Peter Konerding said...

"The contrast being drawn there between "Arabic" and "Darja", striking as it is, should not be overstated." — Thank you for that line! Especially important from a TAFL/TASL perspective in a Maghrebi context (which is mine). What's striking me as well is that the target audience is being confronted with Algerian Darja, even though they won't understand that much (although "يتنحوا" is pretty Fusha as well, isn't it?). The guy wouldn't have interfered the way he did if it had been a France 2 broadcast in French for a French speaking target audience I guess.

Lameen Souag الأمين سواق said...

In Algiers, يتنحاوا is pure Darja. And yes, there is that legitimate insistence - we take the trouble to decipher your dialects, you listen up and decipher ours!

Noureddine Chikh said...

يتنحو isn't pure daridja at all; Peter Konerding is right. تنحى means زال وبعد (cf. المعجم الوسيط).
Besides, I personally laught at this video so many times. What also made it funny and viral -i think- are the typically Algerian gestures. (But body expression isn't a sociolinguistic subject)
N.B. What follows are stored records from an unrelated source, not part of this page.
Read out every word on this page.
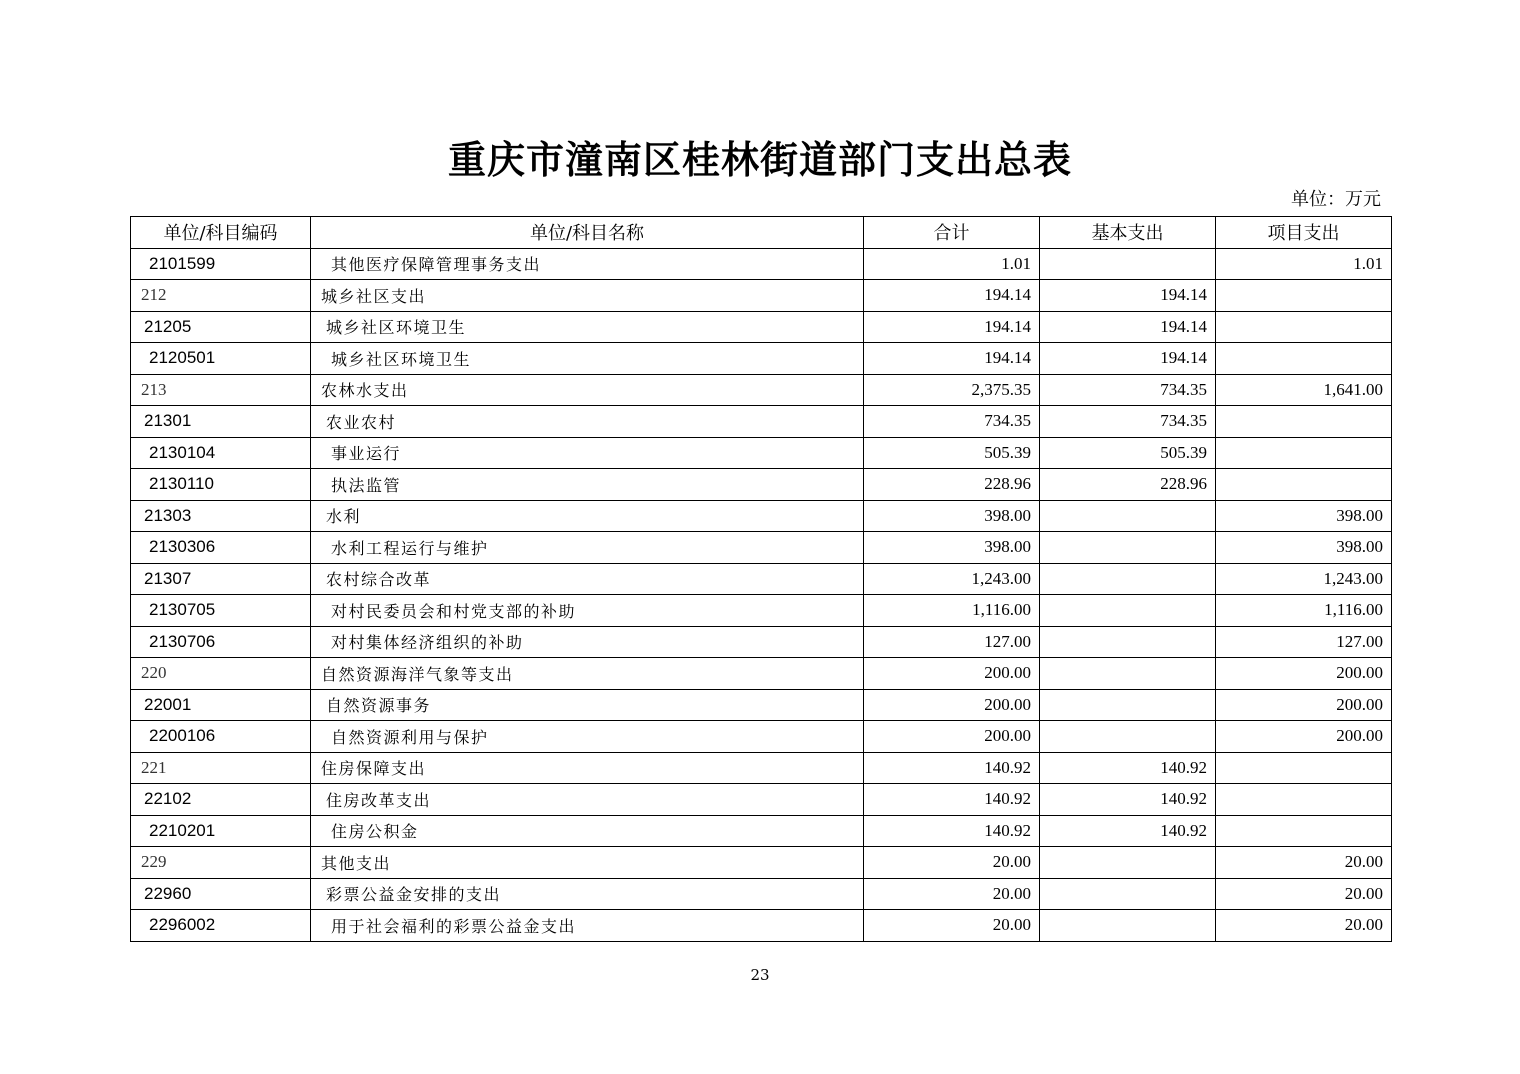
重庆市潼南区桂林街道部门支出总表
单位：万元
单位/科目编码	单位/科目名称	合计	基本支出	项目支出
2101599	其他医疗保障管理事务支出	1.01		1.01
212	城乡社区支出	194.14	194.14	
21205	城乡社区环境卫生	194.14	194.14	
2120501	城乡社区环境卫生	194.14	194.14	
213	农林水支出	2,375.35	734.35	1,641.00
21301	农业农村	734.35	734.35	
2130104	事业运行	505.39	505.39	
2130110	执法监管	228.96	228.96	
21303	水利	398.00		398.00
2130306	水利工程运行与维护	398.00		398.00
21307	农村综合改革	1,243.00		1,243.00
2130705	对村民委员会和村党支部的补助	1,116.00		1,116.00
2130706	对村集体经济组织的补助	127.00		127.00
220	自然资源海洋气象等支出	200.00		200.00
22001	自然资源事务	200.00		200.00
2200106	自然资源利用与保护	200.00		200.00
221	住房保障支出	140.92	140.92	
22102	住房改革支出	140.92	140.92	
2210201	住房公积金	140.92	140.92	
229	其他支出	20.00		20.00
22960	彩票公益金安排的支出	20.00		20.00
2296002	用于社会福利的彩票公益金支出	20.00		20.00
23
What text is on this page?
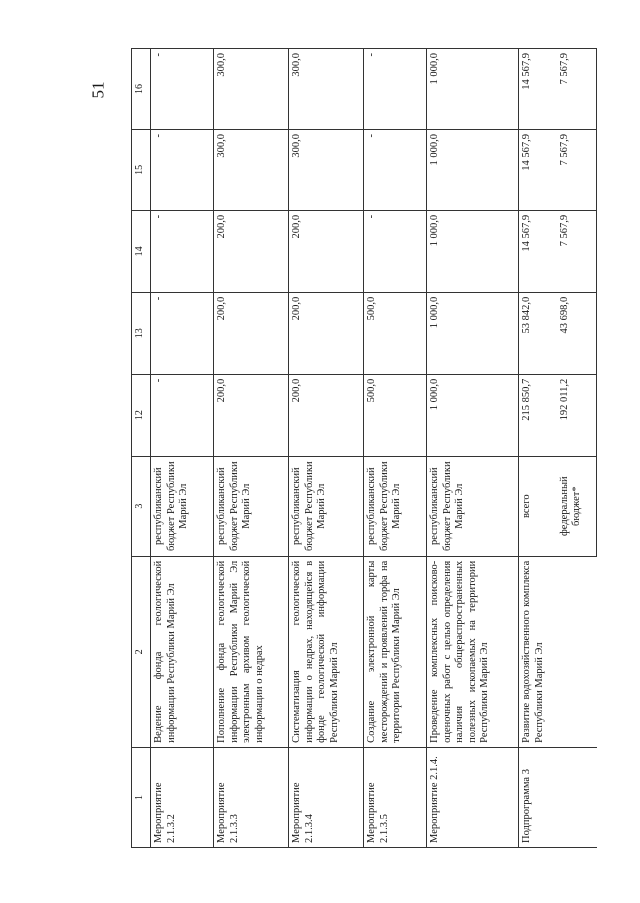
51
1	2	3	12	13	14	15	16
Мероприятие 2.1.3.2	Ведение фонда геологической информации Республики Марий Эл	республиканский бюджет Республики Марий Эл	-	-	-	-	-
Мероприятие 2.1.3.3	Пополнение фонда геологической информации Республики Марий Эл электронным архивом геологической информации о недрах	республиканский бюджет Республики Марий Эл	200,0	200,0	200,0	300,0	300,0
Мероприятие 2.1.3.4	Систематизация геологической информации о недрах, находящейся в фонде геологической информации Республики Марий Эл	республиканский бюджет Республики Марий Эл	200,0	200,0	200,0	300,0	300,0
Мероприятие 2.1.3.5	Создание электронной карты месторождений и проявлений торфа на территории Республики Марий Эл	республиканский бюджет Республики Марий Эл	500,0	500,0	-	-	-
Мероприятие 2.1.4.	Проведение комплексных поисково-оценочных работ с целью определения наличия общераспространенных полезных ископаемых на территории Республики Марий Эл	республиканский бюджет Республики Марий Эл	1 000,0	1 000,0	1 000,0	1 000,0	1 000,0
Подпрограмма 3	Развитие водохозяйственного комплекса Республики Марий Эл	всего	215 850,7	53 842,0	14 567,9	14 567,9	14 567,9
		федеральный бюджет*	192 011,2	43 698,0	7 567,9	7 567,9	7 567,9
Lameen Souag الأمين سواق said...

It's pure Darja just like ما or حليب; the fact that it has a root in Fusha doesn't make it any less Darja for me. In a way, it makes it even more Darja - it means that it's been used in Darja for a long time, unlike a word like "pion" which only came in after the colonial period.
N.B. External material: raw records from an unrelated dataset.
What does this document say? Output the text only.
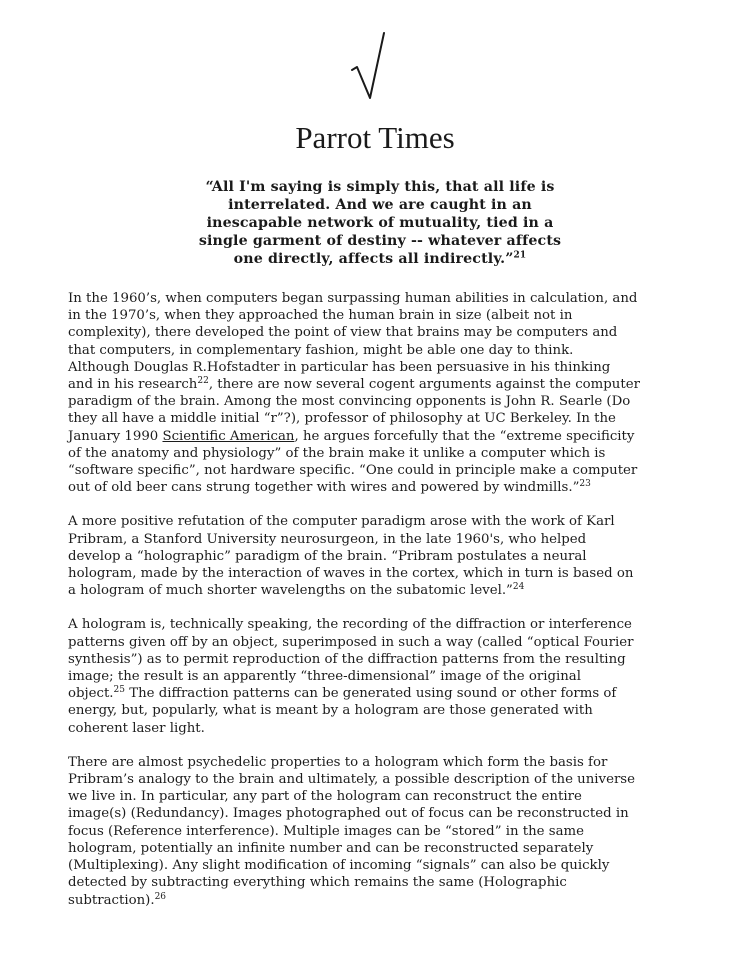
Parrot Times
“All I'm saying is simply this, that all life is
interrelated. And we are caught in an
inescapable network of mutuality, tied in a
single garment of destiny -- whatever affects
one directly, affects all indirectly.”$^{21}$
In the 1960’s, when computers began surpassing human abilities in calculation, and
in the 1970’s, when they approached the human brain in size (albeit not in
complexity), there developed the point of view that brains may be computers and
that computers, in complementary fashion, might be able one day to think.
Although Douglas R.Hofstadter in particular has been persuasive in his thinking
and in his research$^{22}$, there are now several cogent arguments against the computer
paradigm of the brain. Among the most convincing opponents is John R. Searle (Do
they all have a middle initial “r”?), professor of philosophy at UC Berkeley. In the
January 1990 Scientific American, he argues forcefully that the “extreme specificity
of the anatomy and physiology” of the brain make it unlike a computer which is
“software specific”, not hardware specific. “One could in principle make a computer
out of old beer cans strung together with wires and powered by windmills.”$^{23}$
A more positive refutation of the computer paradigm arose with the work of Karl
Pribram, a Stanford University neurosurgeon, in the late 1960's, who helped
develop a “holographic” paradigm of the brain. “Pribram postulates a neural
hologram, made by the interaction of waves in the cortex, which in turn is based on
a hologram of much shorter wavelengths on the subatomic level.”$^{24}$
A hologram is, technically speaking, the recording of the diffraction or interference
patterns given off by an object, superimposed in such a way (called “optical Fourier
synthesis”) as to permit reproduction of the diffraction patterns from the resulting
image; the result is an apparently “three-dimensional” image of the original
object.$^{25}$ The diffraction patterns can be generated using sound or other forms of
energy, but, popularly, what is meant by a hologram are those generated with
coherent laser light.
There are almost psychedelic properties to a hologram which form the basis for
Pribram’s analogy to the brain and ultimately, a possible description of the universe
we live in. In particular, any part of the hologram can reconstruct the entire
image(s) (Redundancy). Images photographed out of focus can be reconstructed in
focus (Reference interference). Multiple images can be “stored” in the same
hologram, potentially an infinite number and can be reconstructed separately
(Multiplexing). Any slight modification of incoming “signals” can also be quickly
detected by subtracting everything which remains the same (Holographic
subtraction).$^{26}$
Body expression isn't usually studied in sociolinguistics, but the study of gesture does have a place in linguistics; see Gesture for Linguists

Jongseong said...

Sorry to go off topic, but what would the Tunisian Arabic pronunciation be for the name of the Tunisian politician Khemaies Jhinaoui (خميس الجهيناوي), and what would the MSA pronunciation be? Is there assimilation of jh in Tunisian Arabic?

Peter Konerding said...

Thank you for the reply, unfortunately I didn't see it until today. I meant "pretty Fusha" in the sense that "يتنحوا" might also be comprehensible for educated people from other Arabic speaking areas (which doesn't really affect the overall situation, true). Of course it's a hundred percent Darja as well.